In a study by Carling*, examining professional matches in France, a few details emerged.
1. Players have about 53 seconds of the match spent in possession of the ball (less than 1% of the time played).
2. Players are in possession of the ball for slightly more than 1 second each occasion.
3. Players averaged 2 touches per possession.
While there are other studies with slight variations, the take away remains the same. Players are managing space more than they are managing the ball. Players must be remarkably effective with the little time they do have on the ball.
Are you training a player that has the capacity to play efficiently and quickly?
In fact, the best players in the world have such little time on the ball that they must be cognitively proficient from perception to execution and have little time to follow the thinking process to successful conclusions.
If we now cross reference the real demands of players in the game with the what they are doing in training, we may find we are indeed not preparing players as well as we might.
Managing one’s thinking process (cognition) must be prioritized.

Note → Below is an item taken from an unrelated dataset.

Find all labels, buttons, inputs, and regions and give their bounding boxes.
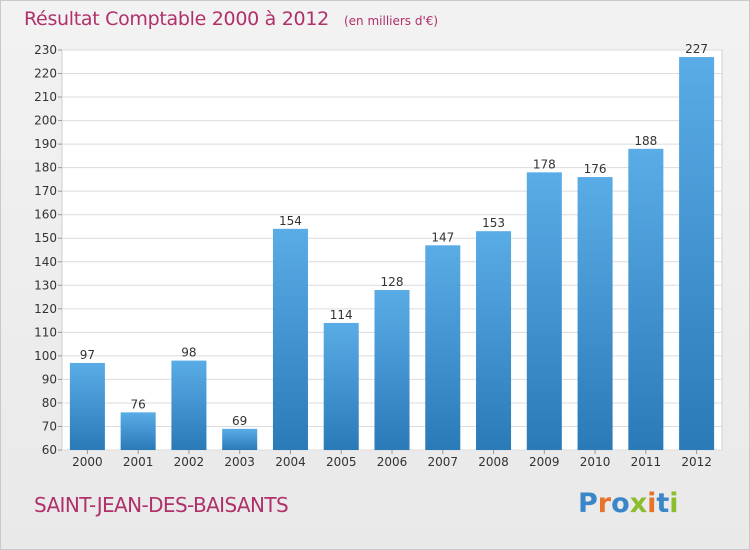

Managing space must be detailed. And finally, managing the ball quickly and precisely has to be of paramount importance.
For this reason, through TOVO Training we like to break down Principles of Play into three categories.
1. Managing Oneself
2. Managing Space
3. Managing the Ball
The three fundamental commitments from each player must be to do their best, behave and have fun. It is really not more complicated than that. If every payer manages this expectation on and off the pitch we know that they will have a far greater chance to maximize their potential and allow their passion to drive their ambition.
It is here that we speak of angles, distant, timing, lines, and situation. Of course, this warrants much more than a blog article to detail. Having said that, managing space is so critically important to train and I must say that we tend to dismiss the importance of these critical concepts too often. Position play is a bit challenging to coach, but well worth the effort to delve into if we are to provide players with the profound understanding of spatial relationships that they will need to execute their craft.
Managing the Ball
You need only visit the web to see the multitude of opportunities, phone apps and private services that focus on this aspect of player development. Technical precision is critically important and qualified people in small group or individualized instruction can certainly improve a player’s ball mastery. However, the match does not require skill. A match requires applied skill in the face of constantly changing variables. Our goal must be to improve execution in real time in the face of opponents if we are to develop true talent.
Overall, the beauty and harsh reality of football is that it is a complex game that requires intelligence in the form of remarkably quick cognitive processing. If we are not training players to manage themselves, space and the ball simultaneously then we are not training them for the demands of the game.
What can your players do with 2 touches and 1 second per possession? And perhaps more importantly, what can they do with the 89 minutes of the match that they will not be touching the ball at all?
*Carling C (2010) Analysis of physical activity profiles when running with the ball in a professional soccer team. Journal of Sports Sciences, 28:319-326.